The four types of innovation —disruptive, architectural, incremental, and radical—reflect different approaches to introducing change within an organization. Let’s explore each type and its relationship to discontinuous innovation:

  1. Disruptive Innovation:
    • Definition: Disruptive innovation involves the introduction of a new product or service that initially appeals to a niche market but eventually disrupts and reshapes an entire industry.
    • Relation to Discontinuous Innovation: Disruptive innovation is a subset of discontinuous innovation. It introduces significant changes that can potentially disrupt existing markets and business models, causing a shift in industry dynamics.
  2. Architectural Innovation:
    • Definition: Architectural innovation refers to changes in the overall design or organizational structure of a product, system, or process. It often involves reconfiguring existing components in a novel way.
    • Relation to Discontinuous Innovation: Architectural innovation can be part of both continuous and discontinuous innovation. In the context of discontinuous innovation, it may involve reimagining the fundamental structure of a product or system.
  3. Incremental Innovation:
    • Definition: Incremental innovation involves making small, gradual improvements to existing products, services, or processes. It is a step-by-step approach to innovation.
    • Relation to Discontinuous Innovation: Incremental innovation is distinct from discontinuous innovation. While discontinuous innovation introduces radical changes, incremental innovation focuses on steady, continuous improvements without fundamentally altering the core.
  4. Radical Innovation:
    • Definition: Radical innovation involves the development of entirely new products, services, or processes that significantly depart from existing ones. It represents a departure from established norms.
    • Relation to Discontinuous Innovation: Radical innovation is synonymous with discontinuous innovation. It introduces groundbreaking concepts, technologies, or approaches that can reshape industries and create entirely new markets.

Overall Relation:

  • Discontinuous Innovation Encompasses Them All: Discontinuous innovation serves as an umbrella term that includes disruptive innovation, architectural, incremental, and radical innovations. It represents a holistic approach to innovation that acknowledges the potential for both incremental improvements and radical shifts within an organization.

In essence, each type of innovation plays a role in an organization’s overall innovation strategy. While some types are more closely aligned with discontinuous innovation, others contribute to a more balanced and comprehensive approach to staying competitive and relevant in the market.

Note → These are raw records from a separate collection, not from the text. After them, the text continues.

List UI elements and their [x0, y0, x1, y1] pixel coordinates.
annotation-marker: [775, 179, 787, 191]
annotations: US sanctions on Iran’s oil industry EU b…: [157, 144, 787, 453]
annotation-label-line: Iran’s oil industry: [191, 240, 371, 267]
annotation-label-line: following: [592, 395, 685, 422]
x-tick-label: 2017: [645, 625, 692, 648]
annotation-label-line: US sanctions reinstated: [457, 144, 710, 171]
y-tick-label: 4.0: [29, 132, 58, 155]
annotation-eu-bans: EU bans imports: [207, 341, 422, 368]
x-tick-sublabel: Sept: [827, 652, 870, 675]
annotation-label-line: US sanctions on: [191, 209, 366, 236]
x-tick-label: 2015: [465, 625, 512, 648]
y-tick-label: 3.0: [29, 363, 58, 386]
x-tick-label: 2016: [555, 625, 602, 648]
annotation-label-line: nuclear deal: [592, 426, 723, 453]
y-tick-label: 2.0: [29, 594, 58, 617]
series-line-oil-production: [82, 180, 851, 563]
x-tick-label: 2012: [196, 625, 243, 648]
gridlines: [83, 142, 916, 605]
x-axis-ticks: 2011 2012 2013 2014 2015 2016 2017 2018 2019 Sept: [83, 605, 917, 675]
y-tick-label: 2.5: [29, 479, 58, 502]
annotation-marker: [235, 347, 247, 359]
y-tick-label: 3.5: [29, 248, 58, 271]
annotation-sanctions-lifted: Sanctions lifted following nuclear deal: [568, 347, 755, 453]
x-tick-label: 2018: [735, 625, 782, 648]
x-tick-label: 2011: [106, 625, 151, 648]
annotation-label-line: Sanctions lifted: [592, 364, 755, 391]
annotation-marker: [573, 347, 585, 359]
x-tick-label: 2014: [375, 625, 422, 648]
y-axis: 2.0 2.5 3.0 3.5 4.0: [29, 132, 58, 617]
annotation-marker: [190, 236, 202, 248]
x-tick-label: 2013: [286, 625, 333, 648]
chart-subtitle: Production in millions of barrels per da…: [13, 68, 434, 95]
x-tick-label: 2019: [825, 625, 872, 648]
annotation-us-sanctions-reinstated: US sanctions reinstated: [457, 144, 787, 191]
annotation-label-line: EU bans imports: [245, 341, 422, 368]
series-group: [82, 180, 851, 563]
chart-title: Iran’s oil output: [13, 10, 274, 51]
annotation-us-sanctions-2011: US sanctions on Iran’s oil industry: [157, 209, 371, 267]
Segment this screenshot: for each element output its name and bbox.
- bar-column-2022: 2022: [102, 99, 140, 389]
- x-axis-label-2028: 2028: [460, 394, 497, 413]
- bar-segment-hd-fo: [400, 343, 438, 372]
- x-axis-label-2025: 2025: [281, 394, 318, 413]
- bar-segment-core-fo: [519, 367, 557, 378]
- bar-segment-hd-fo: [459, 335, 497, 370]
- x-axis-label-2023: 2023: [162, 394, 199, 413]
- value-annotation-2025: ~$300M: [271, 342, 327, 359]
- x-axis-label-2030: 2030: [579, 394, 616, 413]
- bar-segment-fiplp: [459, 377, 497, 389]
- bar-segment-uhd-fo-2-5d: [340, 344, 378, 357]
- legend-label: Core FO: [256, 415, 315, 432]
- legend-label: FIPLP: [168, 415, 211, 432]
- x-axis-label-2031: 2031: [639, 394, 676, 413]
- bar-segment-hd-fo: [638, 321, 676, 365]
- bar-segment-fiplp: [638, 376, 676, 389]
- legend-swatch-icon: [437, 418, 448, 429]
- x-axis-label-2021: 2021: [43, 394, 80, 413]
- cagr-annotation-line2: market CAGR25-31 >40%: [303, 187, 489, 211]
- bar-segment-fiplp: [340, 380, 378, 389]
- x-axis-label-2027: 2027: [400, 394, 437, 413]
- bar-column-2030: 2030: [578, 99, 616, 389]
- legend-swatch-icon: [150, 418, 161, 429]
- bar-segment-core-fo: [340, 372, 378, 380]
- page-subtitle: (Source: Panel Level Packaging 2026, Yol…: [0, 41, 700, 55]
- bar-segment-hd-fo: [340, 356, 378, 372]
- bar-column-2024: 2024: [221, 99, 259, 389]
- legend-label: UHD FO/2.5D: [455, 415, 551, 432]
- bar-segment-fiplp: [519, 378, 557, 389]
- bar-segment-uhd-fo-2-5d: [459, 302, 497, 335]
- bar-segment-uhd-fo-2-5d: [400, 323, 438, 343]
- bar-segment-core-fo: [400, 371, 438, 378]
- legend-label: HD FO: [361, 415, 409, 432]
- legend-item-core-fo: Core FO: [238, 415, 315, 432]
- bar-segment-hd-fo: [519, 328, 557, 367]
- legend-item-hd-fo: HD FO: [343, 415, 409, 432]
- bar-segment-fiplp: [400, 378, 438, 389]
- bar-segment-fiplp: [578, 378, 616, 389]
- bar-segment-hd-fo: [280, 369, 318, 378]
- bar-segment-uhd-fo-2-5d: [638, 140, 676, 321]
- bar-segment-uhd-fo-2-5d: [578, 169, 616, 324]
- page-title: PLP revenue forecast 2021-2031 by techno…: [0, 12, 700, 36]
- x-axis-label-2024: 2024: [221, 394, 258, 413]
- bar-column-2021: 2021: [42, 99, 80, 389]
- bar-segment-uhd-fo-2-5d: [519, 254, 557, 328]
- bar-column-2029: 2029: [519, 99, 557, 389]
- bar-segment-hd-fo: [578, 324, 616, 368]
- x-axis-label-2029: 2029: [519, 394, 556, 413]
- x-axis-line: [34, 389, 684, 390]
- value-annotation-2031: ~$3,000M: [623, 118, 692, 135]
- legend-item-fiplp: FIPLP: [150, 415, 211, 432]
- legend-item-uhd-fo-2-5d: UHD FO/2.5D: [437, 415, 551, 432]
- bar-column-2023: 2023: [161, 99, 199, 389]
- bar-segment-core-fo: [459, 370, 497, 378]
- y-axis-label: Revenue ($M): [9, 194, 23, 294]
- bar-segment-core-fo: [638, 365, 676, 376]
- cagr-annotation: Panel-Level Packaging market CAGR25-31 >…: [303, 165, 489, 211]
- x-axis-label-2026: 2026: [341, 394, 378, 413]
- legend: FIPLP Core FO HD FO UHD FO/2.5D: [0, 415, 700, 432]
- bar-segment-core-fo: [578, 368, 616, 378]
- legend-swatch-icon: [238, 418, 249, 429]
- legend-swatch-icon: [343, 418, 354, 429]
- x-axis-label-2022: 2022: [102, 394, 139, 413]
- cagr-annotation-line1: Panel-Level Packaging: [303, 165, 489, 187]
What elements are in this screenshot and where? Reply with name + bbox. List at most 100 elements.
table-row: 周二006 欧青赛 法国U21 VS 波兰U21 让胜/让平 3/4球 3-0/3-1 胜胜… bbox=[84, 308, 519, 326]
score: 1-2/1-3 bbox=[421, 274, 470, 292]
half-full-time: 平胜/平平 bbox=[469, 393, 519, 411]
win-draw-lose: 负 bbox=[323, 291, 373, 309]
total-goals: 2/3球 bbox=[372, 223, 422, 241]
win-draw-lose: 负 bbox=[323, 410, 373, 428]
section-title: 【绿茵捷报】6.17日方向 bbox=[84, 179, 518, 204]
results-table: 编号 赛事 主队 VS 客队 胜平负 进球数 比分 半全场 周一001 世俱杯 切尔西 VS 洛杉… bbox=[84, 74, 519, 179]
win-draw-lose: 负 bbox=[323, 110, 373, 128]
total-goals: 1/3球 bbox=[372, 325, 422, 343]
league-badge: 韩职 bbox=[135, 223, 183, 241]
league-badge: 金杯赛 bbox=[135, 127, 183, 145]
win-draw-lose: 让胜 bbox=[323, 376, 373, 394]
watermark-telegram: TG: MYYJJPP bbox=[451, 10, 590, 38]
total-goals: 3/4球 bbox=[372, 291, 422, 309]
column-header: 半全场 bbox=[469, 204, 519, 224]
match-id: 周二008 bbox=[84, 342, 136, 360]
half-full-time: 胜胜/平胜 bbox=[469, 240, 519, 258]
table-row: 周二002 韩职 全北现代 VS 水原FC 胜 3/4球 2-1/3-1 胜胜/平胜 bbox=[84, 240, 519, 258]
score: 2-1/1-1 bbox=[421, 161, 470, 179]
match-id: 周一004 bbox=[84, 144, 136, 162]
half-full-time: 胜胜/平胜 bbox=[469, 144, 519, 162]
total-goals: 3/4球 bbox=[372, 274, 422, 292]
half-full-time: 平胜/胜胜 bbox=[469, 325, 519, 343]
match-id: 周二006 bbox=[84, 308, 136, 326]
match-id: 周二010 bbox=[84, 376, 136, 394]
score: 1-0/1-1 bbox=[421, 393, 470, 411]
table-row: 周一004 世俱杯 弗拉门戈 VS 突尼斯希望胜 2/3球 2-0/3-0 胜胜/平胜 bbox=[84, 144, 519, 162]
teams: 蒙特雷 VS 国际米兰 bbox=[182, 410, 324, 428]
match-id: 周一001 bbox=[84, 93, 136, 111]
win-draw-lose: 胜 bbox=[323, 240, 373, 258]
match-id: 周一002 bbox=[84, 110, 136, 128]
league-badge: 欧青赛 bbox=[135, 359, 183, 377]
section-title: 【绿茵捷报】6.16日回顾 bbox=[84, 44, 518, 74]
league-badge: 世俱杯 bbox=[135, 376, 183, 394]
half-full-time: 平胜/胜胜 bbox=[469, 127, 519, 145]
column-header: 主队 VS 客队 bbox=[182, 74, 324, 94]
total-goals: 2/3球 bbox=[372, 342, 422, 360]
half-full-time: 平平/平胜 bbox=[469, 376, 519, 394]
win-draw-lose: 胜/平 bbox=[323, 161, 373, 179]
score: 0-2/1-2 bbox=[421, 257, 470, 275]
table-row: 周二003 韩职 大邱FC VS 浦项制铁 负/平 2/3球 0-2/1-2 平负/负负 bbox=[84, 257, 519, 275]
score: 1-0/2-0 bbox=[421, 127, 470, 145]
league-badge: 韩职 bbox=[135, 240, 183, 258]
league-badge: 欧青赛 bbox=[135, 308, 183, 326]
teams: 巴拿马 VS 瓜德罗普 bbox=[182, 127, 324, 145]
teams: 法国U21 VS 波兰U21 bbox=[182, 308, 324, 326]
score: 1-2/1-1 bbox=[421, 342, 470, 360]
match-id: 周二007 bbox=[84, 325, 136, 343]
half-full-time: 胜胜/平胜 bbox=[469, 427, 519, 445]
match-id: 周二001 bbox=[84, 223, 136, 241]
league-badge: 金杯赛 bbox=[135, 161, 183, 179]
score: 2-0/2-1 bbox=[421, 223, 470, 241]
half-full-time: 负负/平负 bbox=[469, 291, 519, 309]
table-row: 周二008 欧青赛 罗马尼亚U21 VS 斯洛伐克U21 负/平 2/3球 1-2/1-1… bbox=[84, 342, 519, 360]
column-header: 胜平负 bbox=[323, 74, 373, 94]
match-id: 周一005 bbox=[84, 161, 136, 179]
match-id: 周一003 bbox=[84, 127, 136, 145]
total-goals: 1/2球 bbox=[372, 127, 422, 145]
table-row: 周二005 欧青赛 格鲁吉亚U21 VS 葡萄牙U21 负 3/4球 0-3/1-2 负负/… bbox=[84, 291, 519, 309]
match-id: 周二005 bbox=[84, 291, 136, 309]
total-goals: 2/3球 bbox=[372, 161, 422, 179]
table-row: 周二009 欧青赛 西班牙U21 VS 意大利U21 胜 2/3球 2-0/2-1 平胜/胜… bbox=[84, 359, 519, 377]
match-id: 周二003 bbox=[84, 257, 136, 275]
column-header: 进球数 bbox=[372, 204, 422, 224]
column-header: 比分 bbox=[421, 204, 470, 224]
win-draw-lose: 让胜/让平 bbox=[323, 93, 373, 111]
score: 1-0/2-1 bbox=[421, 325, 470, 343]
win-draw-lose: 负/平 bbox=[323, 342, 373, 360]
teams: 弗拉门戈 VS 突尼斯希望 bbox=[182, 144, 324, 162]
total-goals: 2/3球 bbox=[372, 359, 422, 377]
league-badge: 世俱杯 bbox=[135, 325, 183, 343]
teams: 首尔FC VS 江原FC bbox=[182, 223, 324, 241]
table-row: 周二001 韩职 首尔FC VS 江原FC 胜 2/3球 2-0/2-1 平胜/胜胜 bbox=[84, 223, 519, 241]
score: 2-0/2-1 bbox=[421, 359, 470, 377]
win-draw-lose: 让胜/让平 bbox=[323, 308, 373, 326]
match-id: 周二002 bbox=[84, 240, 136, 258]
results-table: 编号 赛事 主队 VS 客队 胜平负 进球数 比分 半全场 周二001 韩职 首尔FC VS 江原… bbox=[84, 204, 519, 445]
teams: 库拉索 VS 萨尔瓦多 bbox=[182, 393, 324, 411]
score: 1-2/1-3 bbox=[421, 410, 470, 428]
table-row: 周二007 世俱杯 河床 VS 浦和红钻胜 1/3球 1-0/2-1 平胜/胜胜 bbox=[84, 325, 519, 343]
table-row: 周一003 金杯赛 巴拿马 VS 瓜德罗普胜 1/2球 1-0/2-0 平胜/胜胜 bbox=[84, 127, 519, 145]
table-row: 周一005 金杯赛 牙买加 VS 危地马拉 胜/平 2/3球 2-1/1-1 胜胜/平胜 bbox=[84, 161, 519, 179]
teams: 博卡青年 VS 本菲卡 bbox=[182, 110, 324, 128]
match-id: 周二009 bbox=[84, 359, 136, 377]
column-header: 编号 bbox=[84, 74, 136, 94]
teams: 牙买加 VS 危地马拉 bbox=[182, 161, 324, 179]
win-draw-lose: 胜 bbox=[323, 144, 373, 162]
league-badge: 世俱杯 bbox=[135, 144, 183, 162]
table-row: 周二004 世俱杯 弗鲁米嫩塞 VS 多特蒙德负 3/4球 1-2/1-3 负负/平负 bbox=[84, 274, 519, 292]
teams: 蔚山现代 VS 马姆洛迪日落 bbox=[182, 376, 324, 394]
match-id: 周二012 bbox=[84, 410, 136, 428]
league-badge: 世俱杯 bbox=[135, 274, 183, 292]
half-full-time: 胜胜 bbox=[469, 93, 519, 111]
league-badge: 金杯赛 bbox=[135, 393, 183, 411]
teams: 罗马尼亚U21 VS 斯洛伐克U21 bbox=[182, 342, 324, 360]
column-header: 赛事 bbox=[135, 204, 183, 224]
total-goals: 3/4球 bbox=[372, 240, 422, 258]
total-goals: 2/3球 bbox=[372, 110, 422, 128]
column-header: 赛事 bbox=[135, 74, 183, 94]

In conclusion, discontinuous innovation stands as a powerful force driving radical change within organizations and industries. It represents a departure from the status quo, introducing transformative shifts that have the potential to reshape entire markets. The distinctive features of discontinuous innovation, including its radical nature, shorter time horizon, and higher inherent risks, set it apart from the more gradual and incremental process of continuous innovation.